Three Out of Five Stars
Post-apocalyptic movies must be hard to make because: a) their are so many of them, they’re all starting to look awfully familiar; and b) you have to create the world we live in now, then make it look like it’s been kicked down a dirt hill and stomped by a gang of mohawked bikers. I still remember with a smile when the makers of Waterworld built a floating set off the coast of Kauai, left after a day of filming and returned the next day to find that their huge, lavish creation had sunk into the Pacific ocean. Yet the filmmakers have it easy—the only thing worse than building these broken-down utopias is living in them.
No one knows this better than Eli, the desert nomad played by Denzel Washington, who spends the movie wandering Earth on foot after a great war turned much of the planet into charred, unsanitary ruins. Brandishing a machete and a mysterious book, Eli makes a stop in a ramshackle town run by a corrupt figure (Gary Oldman) who wants to exploit Eli’s talents. When Eli skips town the next morning, the chase is on.
This is the best film yet from Albert and Allen Hughes, the talented directing duo behind Menace II Society. I’ve been critical of how viciously violent their previous films were, but here the carnage is strong without being gratuitous or relentless. Instead, the emphasis is on storytelling and, while this isn’t as good a movie as The Matrix, the Hughes brothers have taken the same approach as the Wachowski brothers did on that film: they have a lot of fun mixing their favorite genres and shaping a story that is both a religious parable and an all-out Western shoot ’em up.

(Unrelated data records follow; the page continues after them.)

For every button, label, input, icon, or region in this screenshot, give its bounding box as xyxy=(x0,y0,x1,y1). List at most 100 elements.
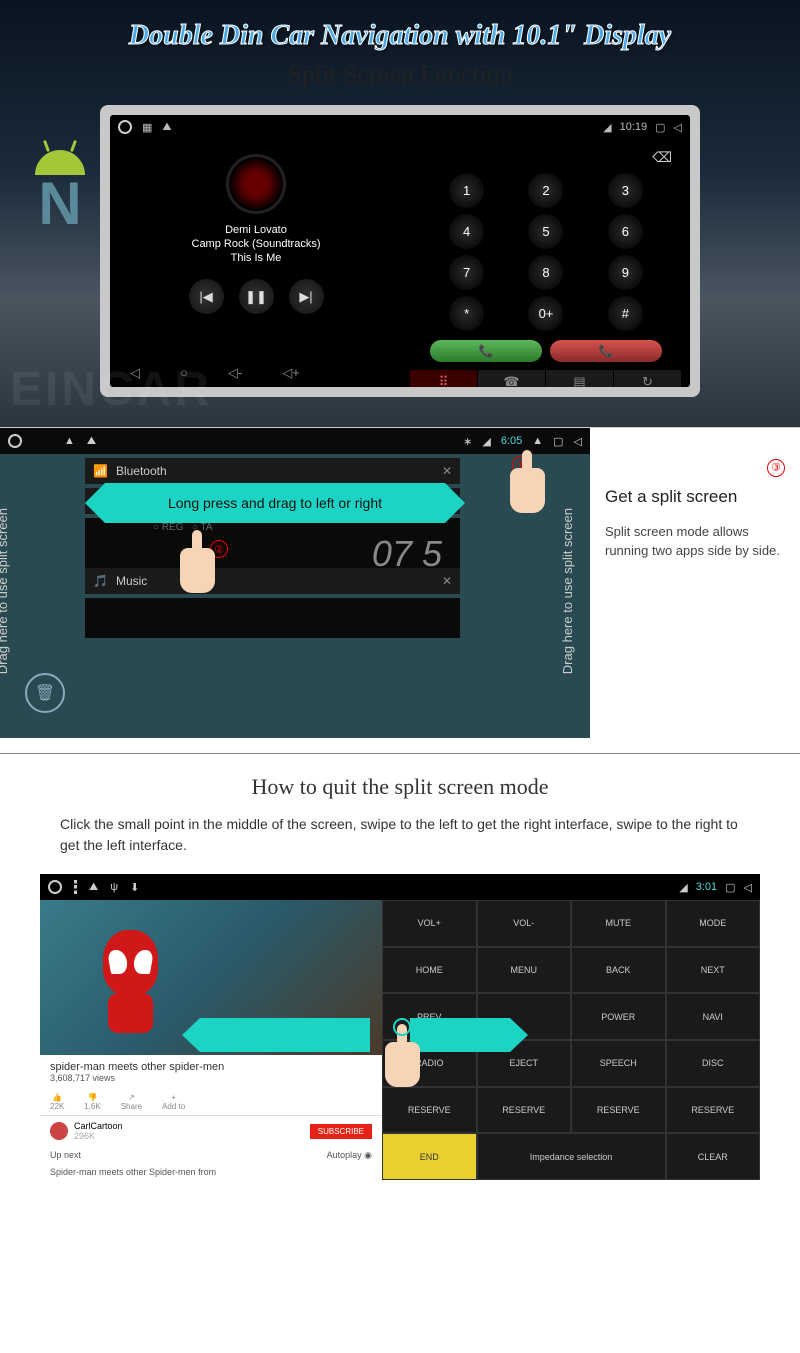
usb-icon: ψ xyxy=(110,881,118,893)
clock: 10:19 xyxy=(620,121,648,133)
desc-body: Split screen mode allows running two app… xyxy=(605,522,785,561)
split-screenshot: ▲ ⛰ ∗ ◢ 6:05 ▲ ▢ ◁ Drag here to use spli… xyxy=(0,428,590,738)
close-icon[interactable]: ✕ xyxy=(442,464,452,478)
drag-zone-left[interactable]: Drag here to use split screen xyxy=(0,508,10,674)
subscribe-button[interactable]: SUBSCRIBE xyxy=(310,1124,372,1139)
dial-4[interactable]: 4 xyxy=(449,214,484,249)
drag-instruction: Long press and drag to left or right xyxy=(105,483,445,523)
prev-button[interactable]: |◀ xyxy=(189,279,224,314)
back-button[interactable]: BACK xyxy=(571,947,666,994)
wifi-icon: ◢ xyxy=(482,435,490,448)
hand-pointer-icon xyxy=(385,1042,420,1087)
back-icon: ◁ xyxy=(674,121,682,134)
menu-button[interactable]: MENU xyxy=(477,947,572,994)
back-icon[interactable]: ◁ xyxy=(574,435,582,448)
dialer-pane: ⌫ 1 2 3 4 5 6 7 8 9 * 0+ # xyxy=(402,139,690,359)
autoplay-toggle[interactable]: Autoplay ◉ xyxy=(327,1150,372,1161)
dial-star[interactable]: * xyxy=(449,296,484,331)
hangup-button[interactable]: 📞 xyxy=(550,340,662,362)
circle-icon xyxy=(48,880,62,894)
contacts-tab[interactable]: ☎ xyxy=(478,370,546,387)
clear-button[interactable]: CLEAR xyxy=(666,1133,761,1180)
artist: Demi Lovato xyxy=(120,224,392,236)
split-instruction-section: ▲ ⛰ ∗ ◢ 6:05 ▲ ▢ ◁ Drag here to use spli… xyxy=(0,427,800,738)
power-button[interactable]: POWER xyxy=(571,993,666,1040)
mode-button[interactable]: MODE xyxy=(666,900,761,947)
download-icon: ⬇ xyxy=(130,881,139,894)
call-button[interactable]: 📞 xyxy=(430,340,542,362)
subs-count: 296K xyxy=(74,1131,123,1141)
recents-icon[interactable]: ▢ xyxy=(725,881,735,894)
navi-button[interactable]: NAVI xyxy=(666,993,761,1040)
album-art xyxy=(226,154,286,214)
dial-hash[interactable]: # xyxy=(608,296,643,331)
dial-5[interactable]: 5 xyxy=(528,214,563,249)
end-button[interactable]: END xyxy=(382,1133,477,1180)
status-bar: ▦ ⛰ ◢ 10:19 ▢ ◁ xyxy=(110,115,690,139)
card-label: Bluetooth xyxy=(116,464,167,478)
swipe-right-arrow xyxy=(410,1018,510,1052)
vol-up-button[interactable]: VOL+ xyxy=(382,900,477,947)
dial-3[interactable]: 3 xyxy=(608,173,643,208)
dislike-button[interactable]: 👎1.6K xyxy=(84,1093,100,1111)
dial-7[interactable]: 7 xyxy=(449,255,484,290)
like-button[interactable]: 👍22K xyxy=(50,1093,64,1111)
wifi-icon: ◢ xyxy=(679,881,687,894)
step-3: ③ xyxy=(767,459,785,477)
split-description: ③ Get a split screen Split screen mode a… xyxy=(590,428,800,738)
split-handle[interactable] xyxy=(393,1018,411,1036)
share-button[interactable]: ↗Share xyxy=(121,1093,142,1111)
hero-section: Double Din Car Navigation with 10.1" Dis… xyxy=(0,0,800,427)
tablet-frame: ▦ ⛰ ◢ 10:19 ▢ ◁ Demi Lovato Camp Rock (S… xyxy=(100,105,700,397)
clear-all-button[interactable]: 🗑 xyxy=(25,673,65,713)
channel-name: CarlCartoon xyxy=(74,1121,123,1131)
vol-down-button[interactable]: VOL- xyxy=(477,900,572,947)
mute-button[interactable]: MUTE xyxy=(571,900,666,947)
warning-icon: ▲ xyxy=(64,435,75,447)
history-tab[interactable]: ↻ xyxy=(614,370,682,387)
close-icon[interactable]: ✕ xyxy=(442,574,452,588)
dial-1[interactable]: 1 xyxy=(449,173,484,208)
channel-avatar xyxy=(50,1122,68,1140)
card-label: Music xyxy=(116,574,147,588)
reserve-button[interactable]: RESERVE xyxy=(666,1087,761,1134)
book-tab[interactable]: ▤ xyxy=(546,370,614,387)
dial-2[interactable]: 2 xyxy=(528,173,563,208)
eject-icon: ▲ xyxy=(532,435,543,447)
backspace-button[interactable]: ⌫ xyxy=(410,147,682,168)
back-icon[interactable]: ◁ xyxy=(744,881,752,894)
app-card-bluetooth[interactable]: 📶Bluetooth✕ xyxy=(85,458,460,484)
circle-icon xyxy=(118,120,132,134)
reserve-button[interactable]: RESERVE xyxy=(477,1087,572,1134)
reserve-button[interactable]: RESERVE xyxy=(382,1087,477,1134)
vol-up[interactable]: ◁+ xyxy=(282,365,300,381)
desc-title: Get a split screen xyxy=(605,487,785,507)
spiderman-character xyxy=(80,930,180,1040)
apps-icon: ▦ xyxy=(142,121,152,134)
dialpad-tab[interactable]: ⠿ xyxy=(410,370,478,387)
dial-9[interactable]: 9 xyxy=(608,255,643,290)
dialpad: 1 2 3 4 5 6 7 8 9 * 0+ # xyxy=(410,168,682,336)
reserve-button[interactable]: RESERVE xyxy=(571,1087,666,1134)
bluetooth-icon: ∗ xyxy=(463,435,472,448)
recents-icon[interactable]: ▢ xyxy=(553,435,563,448)
vol-down[interactable]: ◁- xyxy=(228,365,242,381)
dial-0[interactable]: 0+ xyxy=(528,296,563,331)
picture-icon: ⛰ xyxy=(89,881,98,894)
radio-preview: ○ REG ○ TA 07 5 xyxy=(85,518,460,568)
impedance-button[interactable]: Impedance selection xyxy=(477,1133,666,1180)
disc-button[interactable]: DISC xyxy=(666,1040,761,1087)
home-button[interactable]: HOME xyxy=(382,947,477,994)
dial-8[interactable]: 8 xyxy=(528,255,563,290)
square-icon: ▢ xyxy=(655,121,665,134)
dial-6[interactable]: 6 xyxy=(608,214,643,249)
swipe-left-arrow xyxy=(200,1018,370,1052)
hero-subtitle: Split Screen Function xyxy=(15,60,785,90)
hand-pointer-icon xyxy=(510,468,545,513)
next-button[interactable]: NEXT xyxy=(666,947,761,994)
drag-zone-right[interactable]: Drag here to use split screen xyxy=(560,508,575,674)
add-button[interactable]: +Add to xyxy=(162,1093,185,1111)
speech-button[interactable]: SPEECH xyxy=(571,1040,666,1087)
pause-button[interactable]: ❚❚ xyxy=(239,279,274,314)
next-button[interactable]: ▶| xyxy=(289,279,324,314)
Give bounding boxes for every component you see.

Washington is surprisingly ideal as a quiet, tough-as-rusted-nails cowboy, playing the kind of role that made Clint Eastwood famous. Oldman once again takes a familiar stock character and makes him an original creation, Jennifer Beals is touching as his long-suffering companion, Mila Kunis holds her own acting alongside Washington and Oldman and Ray Stevenson, who I dragged over the coals a few years back for his dreadful starring role in Punisher: War Zone, is unrecognizable as Oldman’s right hand man—but his acting has improved.
Under the grit and grimness, the film has a sense of humor; it knows it isn’t the first of its kind and pays clever tribute to its progenitors. For example: on the wall of Washington’s motel room is a poster for A Boy and His Dog, an early post-apocalyptic sci-fi classic.
The third act drags and there are at least three endings too many. Yet there is a big surprise at the very end that I didn’t see coming, a twist so wild and unexpected that, for the first time in my life, I actually shouted an expletive in a crowded movie theater.